Ce protocole décrit une plateforme de co-culture pour évaluer la cytotoxicité des cellules CAR-T à l’aide de PDTO dérivés du cancer colorectal. Les échantillons de tumeurs des patients sont dissociés enzymatiquement et cultivés dans le BMM pour générer des organoïdes 3D. Une fois matures et étenduses, les organoïdes de taille uniforme sont isolés et marqués par fluorescence. Ils sont ensemencés dans des plaques multi-puits et co-cultivés avec les cellules CAR-T à des rapports effecteur/cible (E :T) variables.
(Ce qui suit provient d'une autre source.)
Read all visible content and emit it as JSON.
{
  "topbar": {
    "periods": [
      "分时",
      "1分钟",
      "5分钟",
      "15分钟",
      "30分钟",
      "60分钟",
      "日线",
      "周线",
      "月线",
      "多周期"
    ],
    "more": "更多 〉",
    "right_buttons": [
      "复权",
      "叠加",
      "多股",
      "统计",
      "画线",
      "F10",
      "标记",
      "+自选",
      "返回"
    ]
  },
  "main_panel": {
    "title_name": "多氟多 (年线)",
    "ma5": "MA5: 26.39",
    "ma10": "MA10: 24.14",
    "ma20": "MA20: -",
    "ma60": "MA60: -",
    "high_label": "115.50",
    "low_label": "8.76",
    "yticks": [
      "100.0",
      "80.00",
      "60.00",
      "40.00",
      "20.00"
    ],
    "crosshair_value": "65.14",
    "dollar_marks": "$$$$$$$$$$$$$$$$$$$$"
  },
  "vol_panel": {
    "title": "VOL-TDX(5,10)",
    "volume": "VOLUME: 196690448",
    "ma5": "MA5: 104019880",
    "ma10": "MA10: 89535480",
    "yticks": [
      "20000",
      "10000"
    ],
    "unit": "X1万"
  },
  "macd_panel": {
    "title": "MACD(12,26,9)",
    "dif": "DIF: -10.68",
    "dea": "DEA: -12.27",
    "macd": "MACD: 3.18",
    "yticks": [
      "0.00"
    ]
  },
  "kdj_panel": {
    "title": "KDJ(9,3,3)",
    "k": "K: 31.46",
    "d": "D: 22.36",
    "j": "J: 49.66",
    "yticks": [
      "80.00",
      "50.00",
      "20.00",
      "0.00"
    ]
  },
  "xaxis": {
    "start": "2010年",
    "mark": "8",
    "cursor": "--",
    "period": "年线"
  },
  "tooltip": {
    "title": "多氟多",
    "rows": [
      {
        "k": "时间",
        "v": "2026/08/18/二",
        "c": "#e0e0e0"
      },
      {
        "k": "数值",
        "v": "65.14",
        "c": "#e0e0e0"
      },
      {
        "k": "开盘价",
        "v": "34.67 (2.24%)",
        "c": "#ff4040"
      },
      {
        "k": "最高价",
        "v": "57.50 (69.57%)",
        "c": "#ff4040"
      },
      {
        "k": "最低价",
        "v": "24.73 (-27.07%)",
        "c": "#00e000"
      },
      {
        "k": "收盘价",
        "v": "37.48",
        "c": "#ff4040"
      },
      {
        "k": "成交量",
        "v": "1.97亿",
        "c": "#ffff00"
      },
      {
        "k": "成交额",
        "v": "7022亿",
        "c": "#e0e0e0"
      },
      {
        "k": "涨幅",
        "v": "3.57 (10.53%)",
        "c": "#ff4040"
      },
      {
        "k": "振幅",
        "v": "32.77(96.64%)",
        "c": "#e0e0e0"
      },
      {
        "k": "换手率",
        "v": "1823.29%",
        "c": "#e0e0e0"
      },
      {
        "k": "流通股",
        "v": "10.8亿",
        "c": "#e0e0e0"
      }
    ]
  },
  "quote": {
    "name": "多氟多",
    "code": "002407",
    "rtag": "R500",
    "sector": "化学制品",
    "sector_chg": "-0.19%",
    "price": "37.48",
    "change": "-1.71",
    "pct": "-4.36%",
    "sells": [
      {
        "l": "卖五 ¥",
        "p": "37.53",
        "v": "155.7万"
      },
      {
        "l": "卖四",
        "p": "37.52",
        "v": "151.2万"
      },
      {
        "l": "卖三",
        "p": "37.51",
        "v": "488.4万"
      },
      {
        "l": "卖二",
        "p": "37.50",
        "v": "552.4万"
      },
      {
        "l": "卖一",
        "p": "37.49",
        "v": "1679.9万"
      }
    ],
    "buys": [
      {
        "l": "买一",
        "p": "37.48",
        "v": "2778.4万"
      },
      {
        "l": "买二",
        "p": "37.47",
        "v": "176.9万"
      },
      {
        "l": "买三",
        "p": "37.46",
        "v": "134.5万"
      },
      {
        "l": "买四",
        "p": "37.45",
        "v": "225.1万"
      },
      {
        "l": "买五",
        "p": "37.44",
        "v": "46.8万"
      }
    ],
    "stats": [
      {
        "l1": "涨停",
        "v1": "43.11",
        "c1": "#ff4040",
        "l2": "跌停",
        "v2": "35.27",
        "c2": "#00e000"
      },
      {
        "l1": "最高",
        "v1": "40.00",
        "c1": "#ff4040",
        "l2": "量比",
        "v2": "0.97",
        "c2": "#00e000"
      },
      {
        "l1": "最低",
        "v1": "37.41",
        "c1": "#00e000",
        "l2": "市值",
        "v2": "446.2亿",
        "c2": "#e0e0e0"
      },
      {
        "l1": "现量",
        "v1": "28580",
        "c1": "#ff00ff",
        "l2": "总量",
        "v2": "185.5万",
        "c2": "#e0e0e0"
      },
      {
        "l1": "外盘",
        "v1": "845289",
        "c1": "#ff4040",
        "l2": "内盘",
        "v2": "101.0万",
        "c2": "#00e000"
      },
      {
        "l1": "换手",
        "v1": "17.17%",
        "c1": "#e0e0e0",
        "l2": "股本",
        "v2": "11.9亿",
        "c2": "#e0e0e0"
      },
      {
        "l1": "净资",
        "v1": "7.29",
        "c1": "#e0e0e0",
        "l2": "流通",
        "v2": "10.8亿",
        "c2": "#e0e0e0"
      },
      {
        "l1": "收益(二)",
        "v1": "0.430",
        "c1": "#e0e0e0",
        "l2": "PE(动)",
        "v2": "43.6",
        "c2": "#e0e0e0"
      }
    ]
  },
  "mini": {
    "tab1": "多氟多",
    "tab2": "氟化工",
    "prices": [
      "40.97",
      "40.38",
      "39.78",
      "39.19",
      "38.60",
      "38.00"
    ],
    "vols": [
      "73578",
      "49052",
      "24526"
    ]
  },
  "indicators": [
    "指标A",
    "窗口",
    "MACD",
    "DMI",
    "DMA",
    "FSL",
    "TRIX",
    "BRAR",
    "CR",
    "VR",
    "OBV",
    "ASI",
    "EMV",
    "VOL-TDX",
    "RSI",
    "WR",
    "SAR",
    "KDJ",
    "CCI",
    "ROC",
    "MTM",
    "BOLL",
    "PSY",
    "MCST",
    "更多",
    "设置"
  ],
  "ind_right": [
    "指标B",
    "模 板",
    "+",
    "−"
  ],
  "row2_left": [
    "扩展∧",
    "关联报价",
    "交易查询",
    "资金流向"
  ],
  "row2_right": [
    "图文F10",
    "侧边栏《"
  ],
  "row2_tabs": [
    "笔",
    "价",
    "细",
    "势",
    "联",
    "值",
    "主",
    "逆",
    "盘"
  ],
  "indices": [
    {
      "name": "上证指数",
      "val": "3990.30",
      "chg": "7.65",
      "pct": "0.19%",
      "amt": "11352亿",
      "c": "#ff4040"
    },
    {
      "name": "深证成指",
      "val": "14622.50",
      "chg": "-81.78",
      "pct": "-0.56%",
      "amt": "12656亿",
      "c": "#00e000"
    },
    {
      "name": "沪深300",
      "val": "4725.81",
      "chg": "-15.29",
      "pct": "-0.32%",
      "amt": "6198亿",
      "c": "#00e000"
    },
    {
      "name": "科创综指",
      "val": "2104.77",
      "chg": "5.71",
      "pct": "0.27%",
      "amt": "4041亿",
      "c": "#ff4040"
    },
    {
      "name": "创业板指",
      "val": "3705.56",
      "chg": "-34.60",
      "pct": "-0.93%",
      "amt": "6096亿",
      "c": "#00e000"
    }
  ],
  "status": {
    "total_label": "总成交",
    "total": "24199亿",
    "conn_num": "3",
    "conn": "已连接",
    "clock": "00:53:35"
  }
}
Une caractéristique clé de cette approche est le retrait délibéré des PDTO du BMM avant la co-culture, permettant un accès direct et sans entrave des cellules CAR-T aux organoïdes tumoraux tout en maintenant leur intégrité 3D en suspension. Après 24 heures, la microscopie en champ clair révèle une désintégration progressive de la PDTO, caractérisée par une morphologie 3D perturbée, un rétrécissement des cellules tumorales et une perte de viabilité. L’imagerie à cellules vivantes et la microscopie à fluorescence visualisent davantage les interactions entre les cellules CAR-T marquées fluorescentement et les cibles tumorales. Des tests quantitatifs sur la mort cellulaire sont utilisés pour évaluer la cytotoxicité. Cette co-culture immunitaire à base d’organoïdes offre une plateforme robuste et spécifique au patient pour évaluer l’efficacité antitumorale des cellules CAR-T ex vivo, permettant une optimisation thérapeutique et un soutien à la traduction clinique.